Em nome da moral

A garota saiu da cama e se espreguiçou. Olhou para o companheiro e viu que ele ainda dormia, roncava como um porco asmático e babava no travesseiro. Ainda nua, se encaminhou para a pequena mesa do quarto de hotel e, curiosa, abriu uma pasta preta com carimbo oficial e as palavras Senado Federal. Dentro da pasta havia um calhamaço de papéis em forma de apostila. Abriu o documento e leu o primeiro parágrafo.

"Nobres colegas. É com enorme regozijo que recebo a honraria de presidir a recém-criada Comissão da Moral e dos Bons Costumes. Comissão esta que eu e mais um grupo de renitentes cavalheiros deste parlamento, em um esforço hercúleo, tanto lutamos para que fosse criada dentro desta casa."

Assim que percebeu que o dorminhoco estava acordando, a garota fechou a apostila.

- Você estava lendo meu discurso? Perguntou o homem.

- Só vi o começo. Está bonito. Você escreve bem. Respondeu a moça, com voz dengosa e se enrolando na toalha.

- Na verdade – disse o homem, levantando-se da cama e vestindo a cueca -, foi meu assessor de imprensa quem escreveu, baseado numa gravação que fiz para ele.

– Seus colegas devem ter gostado, disse ela.

Ele riu, ainda meio sonolento, e emendou.

- Espero que gostem. Vou ler hoje à tarde, na abertura de trabalhos da comissão que vou presidir.

Tomaram um banho e pediram o café da manhã ao serviço do hotel.

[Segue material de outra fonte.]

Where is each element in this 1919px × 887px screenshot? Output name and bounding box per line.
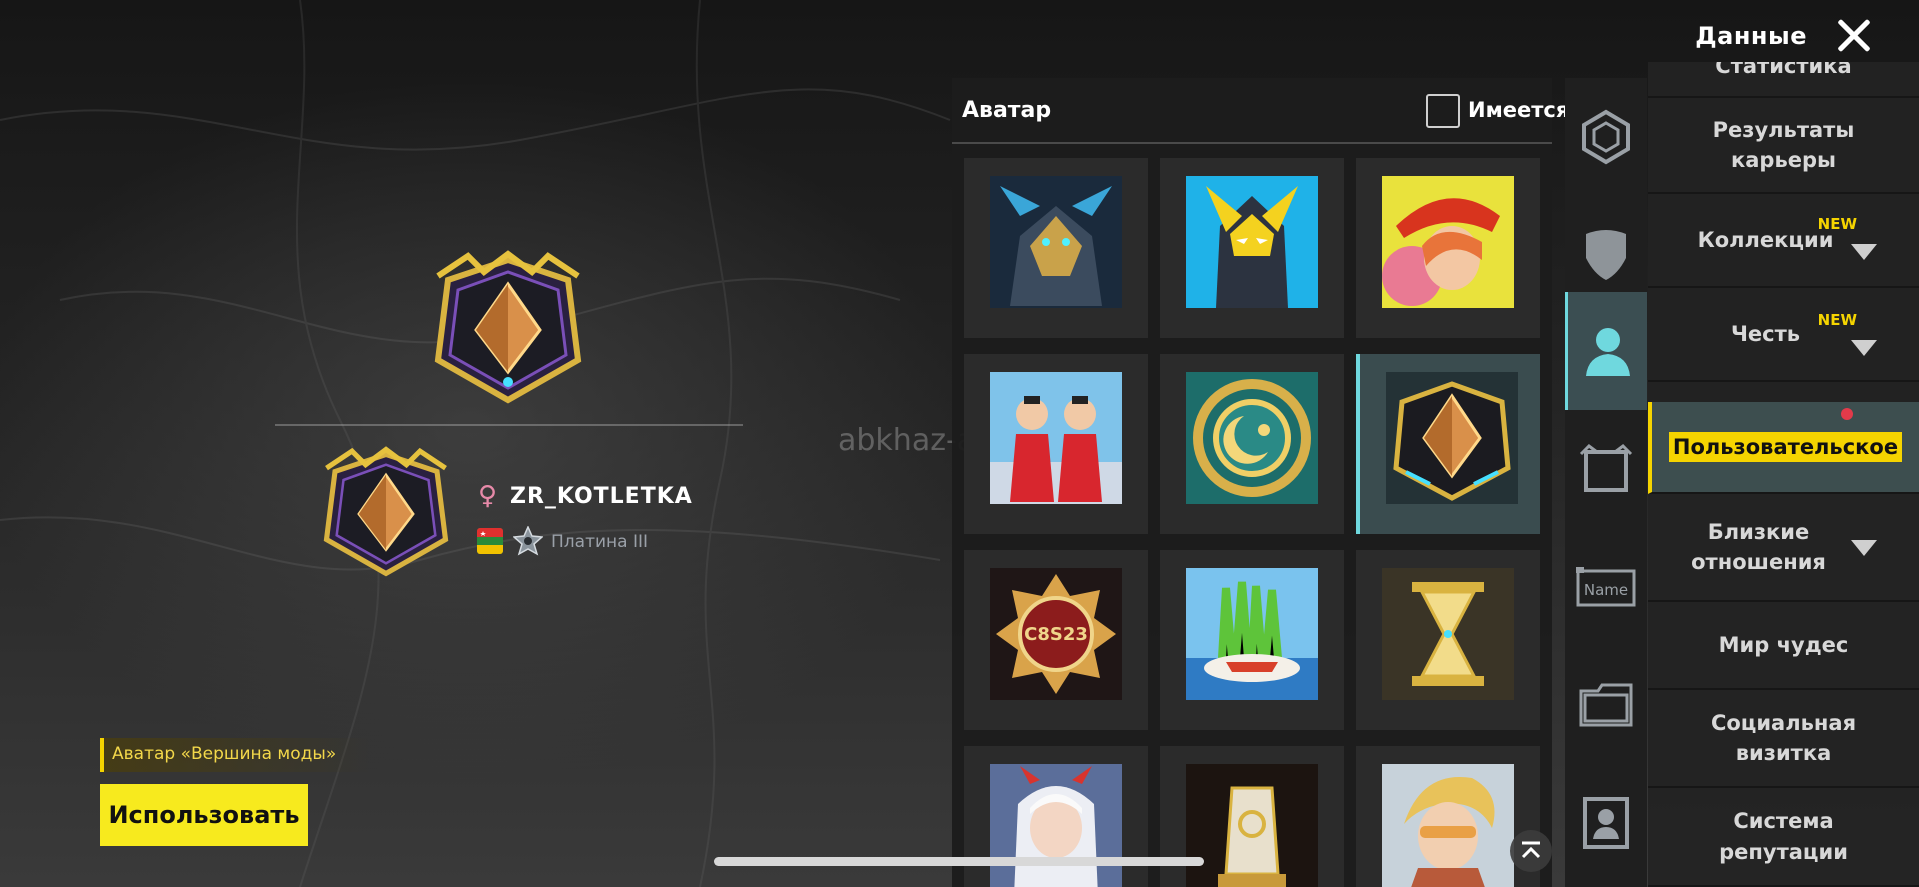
menu-item-relationships[interactable]: Близкие отношения [1648,494,1919,602]
avatar-preview-small [323,446,449,577]
avatar-armored-dragon[interactable] [964,158,1148,338]
person-icon [1585,328,1630,376]
right-menu: Статистика Результаты карьеры Коллекции … [1648,62,1919,887]
avatar-fashion-peak-badge-image [1386,372,1518,504]
close-icon[interactable] [1831,14,1875,58]
avatar-red-hat-girl-image [1382,176,1514,308]
menu-item-label: Результаты карьеры [1712,117,1855,172]
player-name: ZR_KOTLETKA [510,484,693,509]
scroll-to-top-button[interactable] [1510,830,1552,872]
avatar-red-hat-girl[interactable] [1356,158,1540,338]
avatar-c8s23-emblem-image: C8S23 [990,568,1122,700]
menu-item-honor[interactable]: Честь NEW [1648,288,1919,382]
menu-item-social-card[interactable]: Социальная визитка [1648,690,1919,788]
category-rail: Name [1565,78,1647,887]
menu-item-label: Честь [1730,321,1801,346]
selected-item-caption: Аватар «Вершина моды» [100,738,370,772]
square-frame-icon [1579,444,1633,492]
avatar-white-hair-girl-image [990,764,1122,887]
menu-item-label: Близкие отношения [1691,519,1826,574]
female-icon: ♀ [478,481,498,511]
id-card-icon [1583,797,1629,849]
avatar-armored-dragon-image [990,176,1122,308]
grid-header: Аватар Имеется [952,78,1569,144]
header: Данные [1695,14,1875,58]
chevron-down-icon[interactable] [1851,244,1877,260]
menu-item-label: Статистика [1715,62,1852,78]
use-button[interactable]: Использовать [100,784,308,846]
rail-square-frame[interactable] [1565,410,1647,528]
avatar-blond-sunglasses-man[interactable] [1356,746,1540,887]
avatar-yellow-mask-hero-image [1186,176,1318,308]
chevron-up-icon [1521,841,1541,859]
rail-name-tag[interactable]: Name [1565,528,1647,646]
avatar-blond-sunglasses-man-image [1382,764,1514,887]
menu-item-wonder-world[interactable]: Мир чудес [1648,602,1919,690]
folder-icon [1579,683,1633,727]
rank-platinum-icon [512,525,544,556]
menu-item-collections[interactable]: Коллекции NEW [1648,194,1919,288]
avatar-fashion-peak-badge[interactable] [1356,354,1540,534]
avatar-c8s23-emblem[interactable]: C8S23 [964,550,1148,730]
svg-text:C8S23: C8S23 [1024,624,1088,645]
avatar-golden-hourglass-image [1382,568,1514,700]
avatar-golden-hourglass[interactable] [1356,550,1540,730]
name-tag-text: Name [1584,581,1628,599]
menu-item-label: Пользовательское [1668,431,1903,463]
menu-item-reputation-system[interactable]: Система репутации [1648,788,1919,887]
frame-icon [1582,109,1630,165]
avatar-red-duo-image [990,372,1122,504]
menu-item-custom[interactable]: Пользовательское [1648,402,1919,494]
menu-item-label: Социальная визитка [1710,710,1857,765]
avatar-red-duo[interactable] [964,354,1148,534]
notification-dot [1841,408,1853,420]
menu-item-label: Система репутации [1719,809,1848,864]
name-tag-icon: Name [1576,567,1636,607]
chevron-down-icon[interactable] [1851,340,1877,356]
avatar-golden-moon-emblem-image [1186,372,1318,504]
rail-id-card[interactable] [1565,764,1647,882]
rank-label: Платина III [551,532,648,552]
flag-icon [477,528,503,554]
avatar-preview-large [434,250,582,404]
avatar-yellow-mask-hero[interactable] [1160,158,1344,338]
avatar-grass-tray[interactable] [1160,550,1344,730]
grid-title: Аватар [962,98,1052,123]
page-title: Данные [1695,22,1807,50]
avatar-anniversary-trophy-image [1186,764,1318,887]
chevron-down-icon[interactable] [1851,540,1877,556]
home-indicator [714,857,1204,866]
menu-item-label: Коллекции [1697,227,1834,252]
owned-filter-checkbox[interactable] [1426,94,1460,128]
menu-item-label: Мир чудес [1718,632,1849,657]
owned-filter-label: Имеется [1468,98,1570,122]
rail-avatar[interactable] [1565,292,1647,410]
shield-icon [1586,230,1626,280]
menu-item-career-results[interactable]: Результаты карьеры [1648,98,1919,194]
preview-divider [275,424,743,426]
new-badge: NEW [1817,311,1857,329]
avatar-golden-moon-emblem[interactable] [1160,354,1344,534]
avatar-grass-tray-image [1186,568,1318,700]
avatar-grid-panel: Аватар Имеется C8S23 [952,78,1569,887]
menu-item-statistics[interactable]: Статистика [1648,62,1919,98]
rail-frame[interactable] [1565,78,1647,196]
new-badge: NEW [1817,215,1857,233]
rail-folder[interactable] [1565,646,1647,764]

Enquanto comiam um croissant de queijo, ele explicou a ela que a nova comissão tinha por objetivo estudar e propor idéias sobre a moral e os bons costumes no país, conceitos que estavam sendo ultrajados e aviltados.

- É impressionante como nossas famílias estão sendo desmoronadas. Nossas meninas se engravidam muito cedo, nossos rapazes não têm juízo e nem preparo para serem pais. Os casamentos não duram mais que semanas. Precisamos dar um basta nesta imoralidade, nesta sodomia.

A garota, parecendo entender o que o companheiro dizia, balançava a cabeça positivamente. Porém, de repente mudou de assunto.

- Como está sua mulher?

Embora não esperasse a pergunta, ele respondeu calmamente.

- Ótima. O problema dela era falta do que fazer. Passava o dia todo conversando com as amigas, torrando o cartão de crédito no shopping e ainda tinha tempo para ficar pensando coisas a meu respeito.

Mordeu uma fatia de mamão e continuou.

- Agora não. Arrumei um serviço para ela num ministério. Não precisa ir lá todo dia, mas vai assim mesmo. Acredito que esteja até trabalhando. Pelo menos sai de casa todo dia cedo e me telefona quando chega lá.

Ele contou também para a garota que não podia se separar, porque no ano seguinte sairia candidato a governador em seu estado.

- E governador tem de ter mulher. E o estado tem de ter primeira-dama, justificou com ar sério, mas forçado, e perguntou à garota.

- Você tem o telefone daquela sua amiga moreninha, a ...Pô, além de perder o número dela, esqueci também o nome.

- Deve ser a Mônica.

- Não. A Mônica não. É aquela bem morena, mulata mesmo, que tem uma pinta perto do umbigo.

- Ah! Agora sei. É a Vaneide, respondeu a moça, fingindo ciúme.

- Essa mesmo. Não fique chateada, mas estou com vontade de mudar um pouco.

- Você muda mais de mulher ou de partido político? Questionou a garota, de forma zombeteira.

- Boa pergunta. Entre todas elas, acho você a mais esperta e provocadora, respondeu, agarrando-a carinhosamente pela cintura e tirando a toalha que a cobria.

- Em nome da moral? Brincou a garota.

- Em nome da moral - bradou, imitando e gesticulando um discurso - e dos bons costumes de nosso povo, completou o senador.

E rolaram felizes pela cama de água.